As the EU braces for a tumultuous period of politics between now and the end of the decade, that is a lesson that needs to be fully absorbed in Brussels, Paris and Berlin. The White House, as its recently published national security strategy indicates, is hopeful that “nationalist movements in Europe will soon replicate Mr Trump’s success. In the EU’s core nations, Marine Le Pen’s National Rally (RN) and Alternative für Deutschland (AfD) lead the polls, supported by large swaths of working-class voters. Yet among mainstream leaders and parties, it is hard to discern a response that is sufficient to challenging times.
The issues Europe faces are expensive and era-defining. They encompass the war in Ukraine, sustaining the momentum of the green transition, dealing with demographic change and building economies that are more resilient to bullying by Mr Trump and China. As per a European thinktank, the new age of global instability could require an additional €250bn in yearly EU defence spending.
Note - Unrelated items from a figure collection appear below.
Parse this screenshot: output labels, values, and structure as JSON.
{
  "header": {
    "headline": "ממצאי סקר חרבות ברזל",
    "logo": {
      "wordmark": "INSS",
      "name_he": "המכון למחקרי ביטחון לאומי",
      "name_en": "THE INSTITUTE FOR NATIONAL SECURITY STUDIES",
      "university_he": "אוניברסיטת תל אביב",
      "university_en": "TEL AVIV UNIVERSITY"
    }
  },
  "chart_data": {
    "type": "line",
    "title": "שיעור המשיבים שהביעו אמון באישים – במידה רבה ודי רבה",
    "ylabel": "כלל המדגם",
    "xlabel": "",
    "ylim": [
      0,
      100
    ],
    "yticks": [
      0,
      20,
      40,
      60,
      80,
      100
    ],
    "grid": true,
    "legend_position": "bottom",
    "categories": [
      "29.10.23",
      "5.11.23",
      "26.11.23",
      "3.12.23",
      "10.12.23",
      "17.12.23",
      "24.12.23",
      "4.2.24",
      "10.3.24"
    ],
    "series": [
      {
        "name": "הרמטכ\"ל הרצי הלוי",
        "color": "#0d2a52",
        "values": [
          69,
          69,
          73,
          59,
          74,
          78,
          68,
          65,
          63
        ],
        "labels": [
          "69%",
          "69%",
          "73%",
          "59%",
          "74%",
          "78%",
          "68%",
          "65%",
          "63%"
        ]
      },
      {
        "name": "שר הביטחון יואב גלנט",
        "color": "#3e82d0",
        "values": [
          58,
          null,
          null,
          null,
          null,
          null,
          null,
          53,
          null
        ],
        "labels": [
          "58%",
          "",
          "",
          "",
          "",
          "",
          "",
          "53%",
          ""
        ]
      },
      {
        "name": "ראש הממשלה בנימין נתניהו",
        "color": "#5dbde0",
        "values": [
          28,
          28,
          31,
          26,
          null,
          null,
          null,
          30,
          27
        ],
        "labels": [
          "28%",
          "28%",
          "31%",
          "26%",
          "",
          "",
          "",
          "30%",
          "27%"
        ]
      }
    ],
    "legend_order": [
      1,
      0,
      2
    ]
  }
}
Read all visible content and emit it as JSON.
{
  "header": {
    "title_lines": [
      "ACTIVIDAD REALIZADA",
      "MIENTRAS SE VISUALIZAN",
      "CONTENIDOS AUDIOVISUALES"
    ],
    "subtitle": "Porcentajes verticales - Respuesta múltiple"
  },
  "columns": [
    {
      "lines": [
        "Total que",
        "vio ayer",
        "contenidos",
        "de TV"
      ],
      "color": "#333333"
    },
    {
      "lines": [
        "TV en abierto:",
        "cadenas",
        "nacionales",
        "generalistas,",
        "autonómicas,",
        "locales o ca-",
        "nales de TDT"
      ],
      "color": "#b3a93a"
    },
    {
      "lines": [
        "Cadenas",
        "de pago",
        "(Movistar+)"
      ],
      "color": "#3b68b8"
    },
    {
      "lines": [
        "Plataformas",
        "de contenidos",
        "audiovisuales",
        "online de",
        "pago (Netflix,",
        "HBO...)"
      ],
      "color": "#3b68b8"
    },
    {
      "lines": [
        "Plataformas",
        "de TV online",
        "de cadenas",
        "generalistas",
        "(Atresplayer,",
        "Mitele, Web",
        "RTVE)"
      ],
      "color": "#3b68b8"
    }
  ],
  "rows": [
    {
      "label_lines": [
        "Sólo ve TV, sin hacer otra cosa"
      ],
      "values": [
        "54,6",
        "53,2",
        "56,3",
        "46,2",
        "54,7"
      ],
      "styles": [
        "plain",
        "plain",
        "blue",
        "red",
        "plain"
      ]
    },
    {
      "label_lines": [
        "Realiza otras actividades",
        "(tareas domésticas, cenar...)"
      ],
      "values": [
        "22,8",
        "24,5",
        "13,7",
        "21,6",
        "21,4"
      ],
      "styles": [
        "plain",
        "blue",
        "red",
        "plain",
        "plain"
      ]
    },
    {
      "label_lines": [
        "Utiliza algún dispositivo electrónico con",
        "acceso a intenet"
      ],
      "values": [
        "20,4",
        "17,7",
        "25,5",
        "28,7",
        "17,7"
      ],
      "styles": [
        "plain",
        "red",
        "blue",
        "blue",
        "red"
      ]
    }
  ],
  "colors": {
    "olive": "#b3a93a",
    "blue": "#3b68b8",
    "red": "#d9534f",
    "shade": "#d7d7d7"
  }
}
A major study last year on European economic competitiveness demanded massive investment in public goods, to be partly funded by jointly held EU debt.
Such a economic transformation would boost growth figures that have flatlined for years.
However, at both the EU-wide and national levels, there remains a lack of boldness when it comes to generating funds. The EU’s so-called “budget hawks resist the idea of shared debt, and Brussels’ budget proposals for the next seven years are profoundly unambitious. In France, the idea of a tax on the super-rich is widely supported with voters. Yet the beleaguered centrist government – though desperate to cut its budget deficit – will not consider such a move.
The reality is that in the absence of such measures, the less well-off will bear the brunt of fiscal tightening through spending cuts and increased inequality. Bitter recent conflicts over retirement reforms in both France and Germany testify to a growing battle over the future of the European social model – a phenomenon that the RN and the AfD have happily exploited to promote a politics of nativist social policy. Ms Le Pen’s party, for example, has resisted moves to raise the retirement age and has stated that it would target any benefit cuts at foreign residents.
Across the Atlantic, Mr Trump’s pledges to protect blue‑collar interests were largely insincere, as subsequent healthcare reductions and fiscal benefits for the wealthy demonstrated. Yet without a convincing progressive alternative from the Harris campaign, they proved effective on the election circuit. Without a radical shift in economic approach, social contracts across the continent risk being ripped up. Governments must avoid giving this electoral boon to the Trumpian forces already on the march in Europe.